En résumé, la protéine SIRT6 est essentielle. Elle se trouve dans le noyau des cellules, où elle interagit avec la protéine d’échafaudage nucléaire Lamin A/C (notée LMNA), qui est également impliquée dans la longévité humaine. Les mutations du gène codant pour LMNA provoquent d’ailleurs une multitude de syndromes génétiques humains, dont beaucoup sont associés à un vieillissement prématuré. Étant donné que l’activité de la protéine SIRT6 est fortement corrélée à la longévité chez la plupart des espèces, dont l’Homme, les scientifiques ont immédiatement pensé qu’une activité SIRT6 plus soutenue pourrait potentiellement entraîner une plus grande longévité.
Dans cette nouvelle étude, les chercheurs ont entrepris d’examiner de plus près le locus SIRT6 dans une population de centenaires ; celle-ci se composait de 496 centenaires juifs ashkénazes et 572 juifs ashkénazes sans antécédents familiaux de longévité exceptionnelle (groupe témoin). Ils ont ainsi identifié deux nouveaux variants de SIRT6 : l’un d’eux, nommé centSIRT6, affiche des capacités accrues par rapport au gène commun. Cette variante génétique était portée par 1% des centenaires sélectionnés. Mais en examinant une base de données de 150 000 personnes d’origines ethniques diverses, les chercheurs se sont aperçus que les personnes vivant plus longtemps étaient plus susceptibles de posséder ce variant centSIRT6.

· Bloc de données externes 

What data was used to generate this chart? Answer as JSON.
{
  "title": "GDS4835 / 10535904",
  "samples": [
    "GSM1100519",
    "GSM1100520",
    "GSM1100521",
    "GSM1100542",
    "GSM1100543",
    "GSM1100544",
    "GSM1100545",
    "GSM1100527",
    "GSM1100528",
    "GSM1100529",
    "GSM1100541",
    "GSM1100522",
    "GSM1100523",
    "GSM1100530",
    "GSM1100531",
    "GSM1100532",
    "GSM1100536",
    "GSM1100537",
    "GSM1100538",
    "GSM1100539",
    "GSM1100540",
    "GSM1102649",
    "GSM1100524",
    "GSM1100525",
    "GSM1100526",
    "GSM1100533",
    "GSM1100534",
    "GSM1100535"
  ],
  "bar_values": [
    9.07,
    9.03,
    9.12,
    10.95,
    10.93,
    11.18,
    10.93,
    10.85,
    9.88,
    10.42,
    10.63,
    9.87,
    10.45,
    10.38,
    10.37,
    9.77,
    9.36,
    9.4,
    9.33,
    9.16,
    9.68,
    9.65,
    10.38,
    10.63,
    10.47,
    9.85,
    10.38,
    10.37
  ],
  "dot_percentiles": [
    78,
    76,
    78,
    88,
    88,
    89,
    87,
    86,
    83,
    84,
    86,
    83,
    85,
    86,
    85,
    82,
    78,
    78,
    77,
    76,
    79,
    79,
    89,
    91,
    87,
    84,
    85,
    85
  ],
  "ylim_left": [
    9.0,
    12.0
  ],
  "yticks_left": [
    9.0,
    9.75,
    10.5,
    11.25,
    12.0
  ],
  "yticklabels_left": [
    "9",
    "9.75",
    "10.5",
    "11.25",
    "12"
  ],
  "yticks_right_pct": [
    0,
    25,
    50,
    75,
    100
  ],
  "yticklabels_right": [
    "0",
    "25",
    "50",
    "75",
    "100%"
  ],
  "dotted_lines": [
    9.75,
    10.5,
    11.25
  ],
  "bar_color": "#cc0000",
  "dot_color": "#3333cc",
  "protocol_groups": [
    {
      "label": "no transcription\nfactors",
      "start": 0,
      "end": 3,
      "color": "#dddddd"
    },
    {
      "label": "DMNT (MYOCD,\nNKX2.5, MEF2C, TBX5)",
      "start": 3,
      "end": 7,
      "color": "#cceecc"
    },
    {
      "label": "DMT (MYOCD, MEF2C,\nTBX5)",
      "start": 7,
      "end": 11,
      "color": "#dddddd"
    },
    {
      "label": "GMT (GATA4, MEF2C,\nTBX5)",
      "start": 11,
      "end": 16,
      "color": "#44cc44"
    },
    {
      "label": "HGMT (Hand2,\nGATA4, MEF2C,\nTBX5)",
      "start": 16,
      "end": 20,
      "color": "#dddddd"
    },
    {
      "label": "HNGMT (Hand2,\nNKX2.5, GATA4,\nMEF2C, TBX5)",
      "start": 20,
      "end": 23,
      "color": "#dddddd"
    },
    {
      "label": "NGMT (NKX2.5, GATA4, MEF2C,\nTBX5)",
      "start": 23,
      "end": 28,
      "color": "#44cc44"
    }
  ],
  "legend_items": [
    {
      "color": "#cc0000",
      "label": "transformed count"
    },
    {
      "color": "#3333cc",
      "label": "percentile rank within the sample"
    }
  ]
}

Une action anti-tumorale plus robuste
Les chercheurs rapportent une amélioration de la réparation de l’ADN et une suppression accrue des éléments transposables, ainsi qu’une résistance au stress oxydatif. De plus, l’allèle centSIRT6 s’est montré plus efficace pour tuer les cellules cancéreuses. Pour évaluer la capacité de destruction des cellules tumorales de l’allèle centSIRT6, les chercheurs ont transfecté les allèles SIRT6 dans deux lignées cellulaires tumorales communes. Résultat : l’expression de centSIRT6 a entraîné environ 2 fois moins de cellules survivantes et a déclenché des niveaux d’apoptose au moins 2 fois plus élevés dans les deux lignées cellulaires cancéreuses par rapport au SIRT6 commun, suggérant que son action anti-tumorale est bien plus robuste.
D’un point de vue fonctionnel, l’équipe a noté que cet allèle présentait également une interaction renforcée avec LMNA. Mais ce n’est pas tout : il améliore aussi l’interaction de LMNA avec plusieurs autres protéines, qui sont toutes impliquées dans la coordination de la réponse aux dommages de l’ADN. En conclusion, cette nouvelle variante rare de SIRT6 confère des effets bénéfiques à la fonction de la protéine SIRT6.
Les chercheurs soulignent que c’est assez surprenant, car les variantes génétiques rares sont habituellement plus susceptibles d’être délétères que bénéfiques et sont souvent associées à des maladies humaines. La seule autre mutation humaine codant pour SIRT6, qui avait été caractérisée fonctionnellement, conduit d’ailleurs à la létalité embryonnaire. Il avait déjà été prouvé qu’une surexpression de SIRT6 augmentait la durée de vie des souris et des drosophiles. Il apparaît aujourd’hui qu’une activité accrue de SIRT6 profite également à l’Homme. « Je pense qu’avec toutes ces preuves réunies, il est très probable que cette variante contribue à une durée de vie plus longue », a déclaré Vera Gorbunova au New Scientist.
Ces résultats pourraient ouvrir la voie au développement d’un nouveau type de médicament anti-âge, qui stimulerait l’activité de SIRT6. « S’ils peuvent être créés, de tels médicaments pourraient même être capables d’inverser le vieillissement dans une certaine mesure », a ajouté Gorbunova.